For the moment tears came to his eyes—tears of self pity. All that he desired was denied him. The crown of France; the sons; the marriage of his daughter to the greatest monarch in Christendom; the favors of a sprightly young girl who persistently avoided him. Why was the King so frustrated?

His conscience gave him the answer. Because you have offended God. You have lived with a woman who is not your wife because she was first the wife of your brother. You will never know good fortune while you live in sin, for God will continue to turn his face from you.

He hated her then—this woman with her sagging shapeless body. How different from that other! This woman who could no longer arouse the slightest desire within him. The woman whose nephew had betrayed him and their daughter.

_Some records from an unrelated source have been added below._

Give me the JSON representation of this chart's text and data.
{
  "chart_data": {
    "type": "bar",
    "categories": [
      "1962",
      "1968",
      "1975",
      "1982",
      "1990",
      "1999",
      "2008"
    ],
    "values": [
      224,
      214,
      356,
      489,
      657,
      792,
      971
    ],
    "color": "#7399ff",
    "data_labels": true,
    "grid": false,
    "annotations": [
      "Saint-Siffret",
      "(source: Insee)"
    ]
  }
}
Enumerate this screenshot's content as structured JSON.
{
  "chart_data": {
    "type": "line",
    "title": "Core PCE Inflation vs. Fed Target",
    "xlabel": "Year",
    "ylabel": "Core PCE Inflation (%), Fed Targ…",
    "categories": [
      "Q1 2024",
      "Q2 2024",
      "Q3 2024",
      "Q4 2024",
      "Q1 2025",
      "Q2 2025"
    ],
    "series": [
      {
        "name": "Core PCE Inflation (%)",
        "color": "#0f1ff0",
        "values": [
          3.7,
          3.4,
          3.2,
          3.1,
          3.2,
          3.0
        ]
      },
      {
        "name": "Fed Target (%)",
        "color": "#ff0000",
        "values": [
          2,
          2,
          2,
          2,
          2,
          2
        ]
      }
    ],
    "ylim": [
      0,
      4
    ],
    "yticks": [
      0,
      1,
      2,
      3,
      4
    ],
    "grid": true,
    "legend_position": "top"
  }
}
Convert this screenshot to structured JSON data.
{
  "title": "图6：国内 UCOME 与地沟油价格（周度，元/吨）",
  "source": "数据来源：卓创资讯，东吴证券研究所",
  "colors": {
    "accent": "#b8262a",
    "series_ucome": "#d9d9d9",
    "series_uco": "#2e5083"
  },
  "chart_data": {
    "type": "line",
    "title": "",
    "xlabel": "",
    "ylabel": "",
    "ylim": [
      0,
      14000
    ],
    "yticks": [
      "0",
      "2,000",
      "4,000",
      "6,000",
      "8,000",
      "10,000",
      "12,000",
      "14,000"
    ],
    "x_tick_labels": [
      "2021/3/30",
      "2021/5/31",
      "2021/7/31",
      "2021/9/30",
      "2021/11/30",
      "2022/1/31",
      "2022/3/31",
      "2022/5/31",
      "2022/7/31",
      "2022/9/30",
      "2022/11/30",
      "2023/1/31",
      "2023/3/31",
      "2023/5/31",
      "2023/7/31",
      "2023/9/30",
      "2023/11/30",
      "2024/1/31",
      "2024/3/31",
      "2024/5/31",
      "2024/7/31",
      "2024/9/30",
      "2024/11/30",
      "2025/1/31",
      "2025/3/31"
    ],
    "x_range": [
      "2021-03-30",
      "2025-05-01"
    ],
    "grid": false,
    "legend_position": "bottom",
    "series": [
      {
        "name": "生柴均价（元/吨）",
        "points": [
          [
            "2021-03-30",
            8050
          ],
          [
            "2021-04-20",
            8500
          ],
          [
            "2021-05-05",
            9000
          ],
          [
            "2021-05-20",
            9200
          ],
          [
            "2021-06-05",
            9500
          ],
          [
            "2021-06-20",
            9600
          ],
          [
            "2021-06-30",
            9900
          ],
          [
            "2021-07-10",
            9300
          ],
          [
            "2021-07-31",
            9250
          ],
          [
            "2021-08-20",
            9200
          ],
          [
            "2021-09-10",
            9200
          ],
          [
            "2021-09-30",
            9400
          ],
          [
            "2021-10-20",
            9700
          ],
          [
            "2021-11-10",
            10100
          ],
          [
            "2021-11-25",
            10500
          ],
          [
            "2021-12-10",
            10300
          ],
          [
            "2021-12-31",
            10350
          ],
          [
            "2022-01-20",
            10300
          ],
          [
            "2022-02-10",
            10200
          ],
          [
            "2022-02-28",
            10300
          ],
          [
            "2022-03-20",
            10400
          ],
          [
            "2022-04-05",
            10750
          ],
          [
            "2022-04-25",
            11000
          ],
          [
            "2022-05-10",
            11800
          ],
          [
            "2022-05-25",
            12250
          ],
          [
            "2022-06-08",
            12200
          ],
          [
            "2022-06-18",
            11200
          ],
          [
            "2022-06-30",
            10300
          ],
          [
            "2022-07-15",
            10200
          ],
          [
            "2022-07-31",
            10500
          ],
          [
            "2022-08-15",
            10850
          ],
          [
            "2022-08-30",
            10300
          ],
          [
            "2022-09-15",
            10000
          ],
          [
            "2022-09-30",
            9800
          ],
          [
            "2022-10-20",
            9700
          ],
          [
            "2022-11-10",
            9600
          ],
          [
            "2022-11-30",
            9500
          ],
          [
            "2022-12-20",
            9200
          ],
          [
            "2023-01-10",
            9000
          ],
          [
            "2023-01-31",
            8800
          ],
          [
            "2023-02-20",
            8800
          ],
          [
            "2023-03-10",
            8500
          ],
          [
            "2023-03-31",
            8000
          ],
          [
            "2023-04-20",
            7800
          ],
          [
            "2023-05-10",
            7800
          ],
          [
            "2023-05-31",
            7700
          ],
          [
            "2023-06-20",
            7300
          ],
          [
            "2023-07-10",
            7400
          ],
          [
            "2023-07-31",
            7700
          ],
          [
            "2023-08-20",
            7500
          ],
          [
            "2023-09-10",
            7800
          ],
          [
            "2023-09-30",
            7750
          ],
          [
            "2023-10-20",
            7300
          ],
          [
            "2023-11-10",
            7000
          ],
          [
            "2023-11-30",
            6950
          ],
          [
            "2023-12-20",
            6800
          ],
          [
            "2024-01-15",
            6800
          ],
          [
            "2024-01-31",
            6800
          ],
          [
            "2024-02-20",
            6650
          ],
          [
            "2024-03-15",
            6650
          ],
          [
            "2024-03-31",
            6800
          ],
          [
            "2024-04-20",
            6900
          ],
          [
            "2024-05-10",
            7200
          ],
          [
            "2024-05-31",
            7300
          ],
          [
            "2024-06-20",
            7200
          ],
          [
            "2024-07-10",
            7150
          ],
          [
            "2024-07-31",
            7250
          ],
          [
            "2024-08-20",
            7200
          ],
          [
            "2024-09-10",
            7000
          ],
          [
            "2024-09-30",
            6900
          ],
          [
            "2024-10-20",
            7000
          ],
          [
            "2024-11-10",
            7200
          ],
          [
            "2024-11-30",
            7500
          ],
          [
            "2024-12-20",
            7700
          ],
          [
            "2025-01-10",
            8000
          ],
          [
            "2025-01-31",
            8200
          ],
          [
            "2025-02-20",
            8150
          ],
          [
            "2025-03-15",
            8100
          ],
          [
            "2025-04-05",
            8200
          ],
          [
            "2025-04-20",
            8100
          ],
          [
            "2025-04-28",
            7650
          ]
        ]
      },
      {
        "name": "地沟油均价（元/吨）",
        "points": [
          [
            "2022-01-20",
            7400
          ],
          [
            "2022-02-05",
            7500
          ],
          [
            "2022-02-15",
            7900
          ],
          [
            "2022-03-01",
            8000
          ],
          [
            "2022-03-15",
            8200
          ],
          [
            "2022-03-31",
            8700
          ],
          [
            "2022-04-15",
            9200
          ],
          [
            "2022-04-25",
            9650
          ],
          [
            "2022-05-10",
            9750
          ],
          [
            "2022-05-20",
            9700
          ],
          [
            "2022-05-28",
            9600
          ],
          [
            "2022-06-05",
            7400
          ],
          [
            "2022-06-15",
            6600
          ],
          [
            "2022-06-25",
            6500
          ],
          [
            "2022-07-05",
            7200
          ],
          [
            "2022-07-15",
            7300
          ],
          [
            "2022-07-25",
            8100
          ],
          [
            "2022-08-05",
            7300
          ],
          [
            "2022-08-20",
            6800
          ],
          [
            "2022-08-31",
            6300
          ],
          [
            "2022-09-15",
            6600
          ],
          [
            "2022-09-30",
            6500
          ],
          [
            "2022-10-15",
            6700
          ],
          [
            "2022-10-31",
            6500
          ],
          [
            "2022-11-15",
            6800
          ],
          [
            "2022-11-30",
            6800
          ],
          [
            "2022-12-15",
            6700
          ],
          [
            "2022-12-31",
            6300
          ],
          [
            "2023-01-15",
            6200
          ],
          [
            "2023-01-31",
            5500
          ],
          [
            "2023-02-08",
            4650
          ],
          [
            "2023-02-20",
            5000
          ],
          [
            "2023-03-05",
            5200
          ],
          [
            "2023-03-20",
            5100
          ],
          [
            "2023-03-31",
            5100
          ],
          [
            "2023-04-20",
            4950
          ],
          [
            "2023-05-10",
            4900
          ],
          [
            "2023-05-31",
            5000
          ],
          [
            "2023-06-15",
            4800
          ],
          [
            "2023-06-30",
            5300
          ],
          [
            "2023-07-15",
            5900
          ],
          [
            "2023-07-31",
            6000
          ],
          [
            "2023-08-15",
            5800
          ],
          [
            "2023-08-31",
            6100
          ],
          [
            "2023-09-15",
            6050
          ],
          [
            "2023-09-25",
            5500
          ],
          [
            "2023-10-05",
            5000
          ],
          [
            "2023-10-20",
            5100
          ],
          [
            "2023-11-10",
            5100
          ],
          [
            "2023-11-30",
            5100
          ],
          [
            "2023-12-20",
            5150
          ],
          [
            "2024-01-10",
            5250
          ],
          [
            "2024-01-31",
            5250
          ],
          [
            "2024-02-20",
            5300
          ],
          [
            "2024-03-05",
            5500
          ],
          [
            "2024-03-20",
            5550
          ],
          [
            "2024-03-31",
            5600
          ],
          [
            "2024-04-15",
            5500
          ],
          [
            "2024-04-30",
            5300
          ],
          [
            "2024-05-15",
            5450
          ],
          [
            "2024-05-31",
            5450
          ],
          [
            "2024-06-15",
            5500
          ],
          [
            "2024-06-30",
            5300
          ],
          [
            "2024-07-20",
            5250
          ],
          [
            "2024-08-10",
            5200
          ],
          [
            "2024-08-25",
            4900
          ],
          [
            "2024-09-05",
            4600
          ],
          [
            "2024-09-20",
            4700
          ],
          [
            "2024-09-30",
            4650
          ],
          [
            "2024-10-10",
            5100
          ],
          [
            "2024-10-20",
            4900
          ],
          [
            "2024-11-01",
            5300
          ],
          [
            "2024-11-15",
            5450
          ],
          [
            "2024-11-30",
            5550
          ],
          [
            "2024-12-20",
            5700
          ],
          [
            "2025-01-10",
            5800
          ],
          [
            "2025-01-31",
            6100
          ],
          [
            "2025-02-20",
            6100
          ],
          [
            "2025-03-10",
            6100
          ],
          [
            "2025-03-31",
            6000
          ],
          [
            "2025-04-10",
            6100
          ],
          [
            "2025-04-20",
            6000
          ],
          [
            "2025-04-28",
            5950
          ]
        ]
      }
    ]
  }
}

It was difficult to hold in the words, to remember that as yet it was the secret matter.

But how he hated her!

She flinched before the cruelty in his eyes; she saw the brutal curve of his mouth. Thus had he looked when he had determined to send Buckingham to the scaffold.

He was controlling himself; she knew that. He was holding in the words he longed to utter. She almost wished that he would speak so that she might know what thoughts were in the secret places of his mind.

He forced himself to leave her; he went straight to his apartments and summoned Wolsey.

He would be revenged on Charles. He could not reach the Emperor, but the aunt should suffer for the nephew. None should treat him so scurvily and escape. Charles should learn that he, Henry, cared nothing for the House of Spain and Austria. Had Charles forgotten that there was one member of that House who was completely in his power?